Chronic Kidney Disease (CKD) is a major disease multiplier in patients aged 65+. CKD is characterized by progressive renal fibrosis mediated through supraphysiologic type IV collagen deposition by renal myofibroblasts. As the US population continues to age, it becomes increasingly critical to identify new therapeutic strategies for CKD. Mouse models of kidney injury suggest reducing the activity of the receptor tyrosine kinase discoidin domain receptor 1 (DDR1) is protective against fibrotic renal disease. Inhibition of DDR1 kinase reduces mesangial cell deposition of type IV collagen. To develop targeted therapeutics for CKD, the laboratory of Jens Meiler (sponsor of this application) partners with the laboratories of Ambra Pozzi (co- sponsor of this application) and Craig Lindsley to create a comprehensive DDR1 kinase inhibitor discovery pipeline. The Meiler laboratory utilizes a combination of ligand-based quantitative structure-activity relationship (QSAR) modeling for virtual high-throughput screening (vHTS) and subsequent protein-ligand docking to identify lead compounds for synthesis/derivatization (Lindsley) and biochemical/functional evaluation (Pozzi). Selective targeting of individual kinases remains a significant challenge, and current methods in vHTS fail to account for protein binding pocket features contributing to binding selectivity. The central objectives of this proposal are to identify novel DDR1-selective inhibitors for the treatment of CKD and to develop new technologies to address current limitations in vHTS.
In Specific Aim I, I will generate and use QSAR models to perform vHTS for potential DDR1 inhibitors. I will subsequently define a structural model of DDR1 kinase inhibitor selectivity using molecular dynamics (MD)-generated conformational ensembles of DDR kinases in conjunction with ROSETTA flexible docking. I will also perform in silico and in vitro site-directed mutagenesis to further characterize the determinants of DDR1 kinase inhibitor selectivity.
In Specific Aim II, I will develop a multitasking machine algorithm within the Meiler lab BIOLOGY AND CHEMISTRY LIBRARY (BCL) which will leverage protein structural information in addition to conventional ligand-based descriptors to improve vHTS for selective DDR1 kinase inhibitors. The methods developed will address long-standing shortcomings in the field of computer-aided drug discovery (CADD) ? namely, that protein structure-based methods are computationally prohibitive for vHTS while ligand-based methods do not include direct information on binding mode. As the methods developed in Aim II become available, they will be integrated in the discovery cycle described in Aim I to ultimately define a structural model of DDR1 kinase selectivity and identify novel therapeutic agents for the treatment of CKD through the use of new and established methods. Furthermore, novel computational methods established in these studies will be broadly applicable to other challenging targets in drug discovery.

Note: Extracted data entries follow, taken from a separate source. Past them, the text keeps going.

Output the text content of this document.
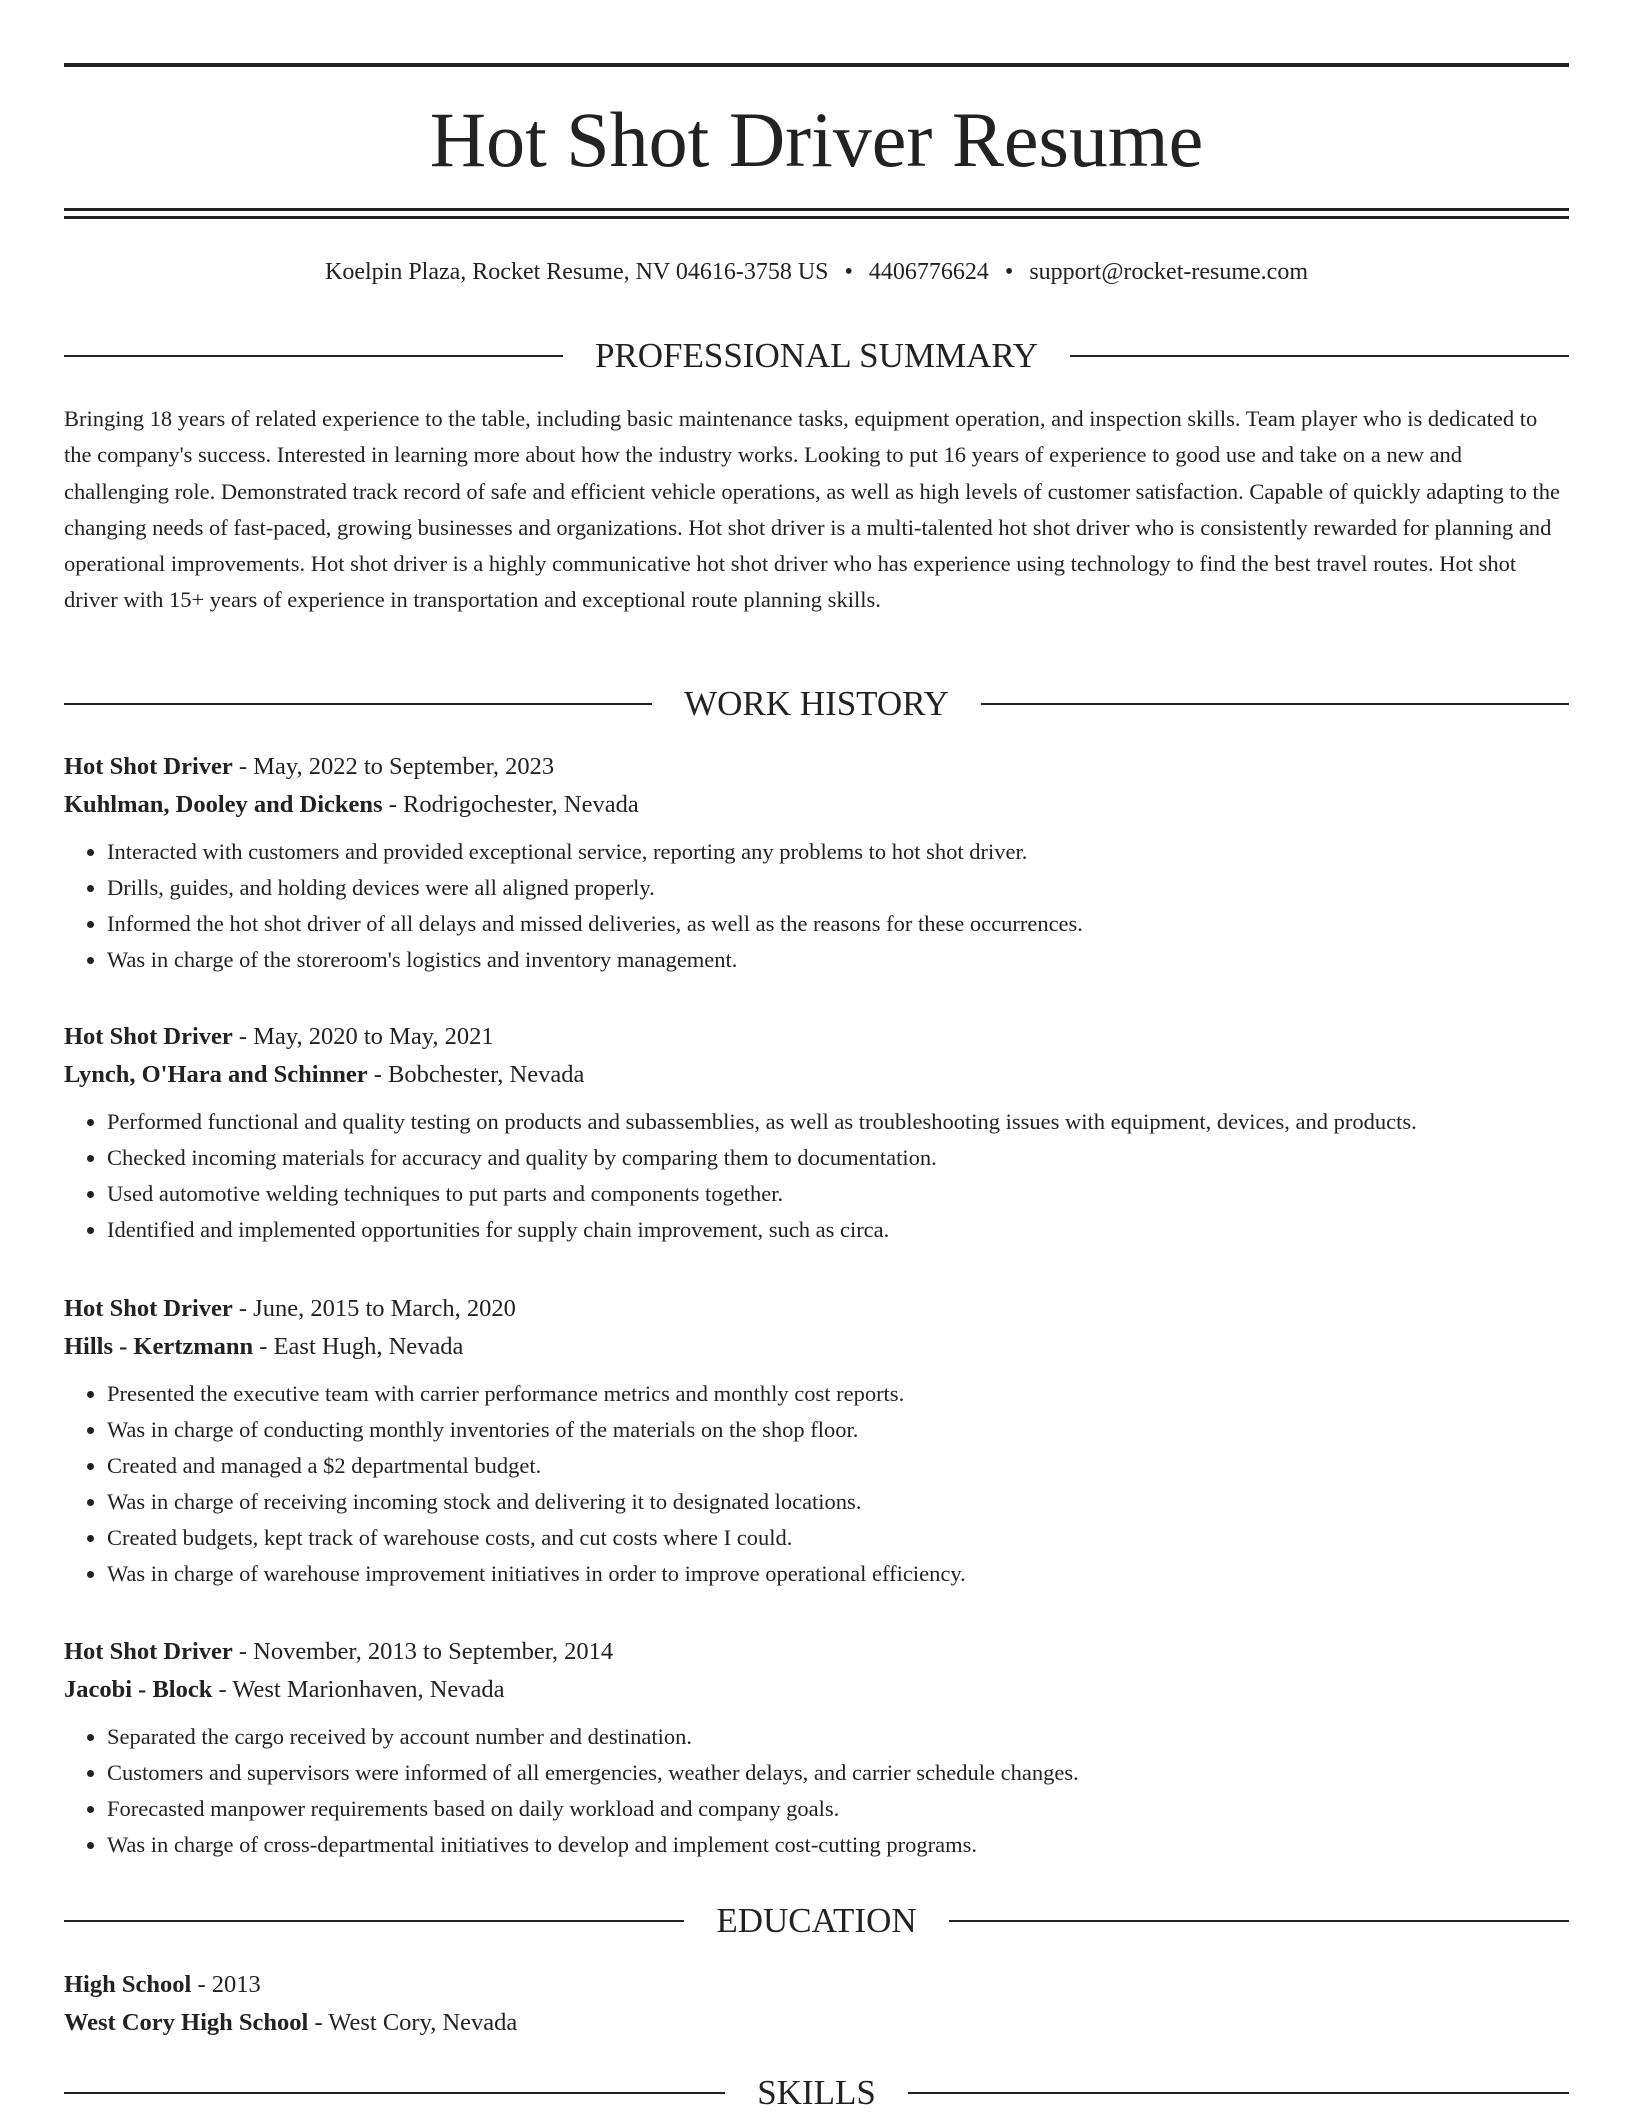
Hot Shot Driver Resume
Koelpin Plaza, Rocket Resume, NV 04616-3758 US • 4406776624 • support@rocket-resume.com
PROFESSIONAL SUMMARY

Bringing 18 years of related experience to the table, including basic maintenance tasks, equipment operation, and inspection skills. Team player who is dedicated to the company's success. Interested in learning more about how the industry works. Looking to put 16 years of experience to good use and take on a new and challenging role. Demonstrated track record of safe and efficient vehicle operations, as well as high levels of customer satisfaction. Capable of quickly adapting to the changing needs of fast-paced, growing businesses and organizations. Hot shot driver is a multi-talented hot shot driver who is consistently rewarded for planning and operational improvements. Hot shot driver is a highly communicative hot shot driver who has experience using technology to find the best travel routes. Hot shot driver with 15+ years of experience in transportation and exceptional route planning skills.

WORK HISTORY
Hot Shot Driver - May, 2022 to September, 2023
Kuhlman, Dooley and Dickens - Rodrigochester, Nevada
• Interacted with customers and provided exceptional service, reporting any problems to hot shot driver.
• Drills, guides, and holding devices were all aligned properly.
• Informed the hot shot driver of all delays and missed deliveries, as well as the reasons for these occurrences.
• Was in charge of the storeroom's logistics and inventory management.
Hot Shot Driver - May, 2020 to May, 2021
Lynch, O'Hara and Schinner - Bobchester, Nevada
• Performed functional and quality testing on products and subassemblies, as well as troubleshooting issues with equipment, devices, and products.
• Checked incoming materials for accuracy and quality by comparing them to documentation.
• Used automotive welding techniques to put parts and components together.
• Identified and implemented opportunities for supply chain improvement, such as circa.
Hot Shot Driver - June, 2015 to March, 2020
Hills - Kertzmann - East Hugh, Nevada
• Presented the executive team with carrier performance metrics and monthly cost reports.
• Was in charge of conducting monthly inventories of the materials on the shop floor.
• Created and managed a $2 departmental budget.
• Was in charge of receiving incoming stock and delivering it to designated locations.
• Created budgets, kept track of warehouse costs, and cut costs where I could.
• Was in charge of warehouse improvement initiatives in order to improve operational efficiency.
Hot Shot Driver - November, 2013 to September, 2014
Jacobi - Block - West Marionhaven, Nevada
• Separated the cargo received by account number and destination.
• Customers and supervisors were informed of all emergencies, weather delays, and carrier schedule changes.
• Forecasted manpower requirements based on daily workload and company goals.
• Was in charge of cross-departmental initiatives to develop and implement cost-cutting programs.
EDUCATION
High School - 2013
West Cory High School - West Cory, Nevada
SKILLS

Chronic Kidney Disease (CKD) is an irreversible condition associated with significantly elevated re- hospitalization and mortality rates in patients aged 65+ in the United States. Selective DDR1 kinase inhibition is a potential therapeutic target for CKD, but the current lack of structural models for DDR1-selective inhibition and limitations in computer-aided drug discovery (CADD) tools make screening for selective lead compounds challenging. We will develop new CADD methodologies to address these deficiencies, and through collaboration apply state-of-the-art ligand- and structure-based CADD methods to design DDR1-selective inhibitors for the treatment of CKD.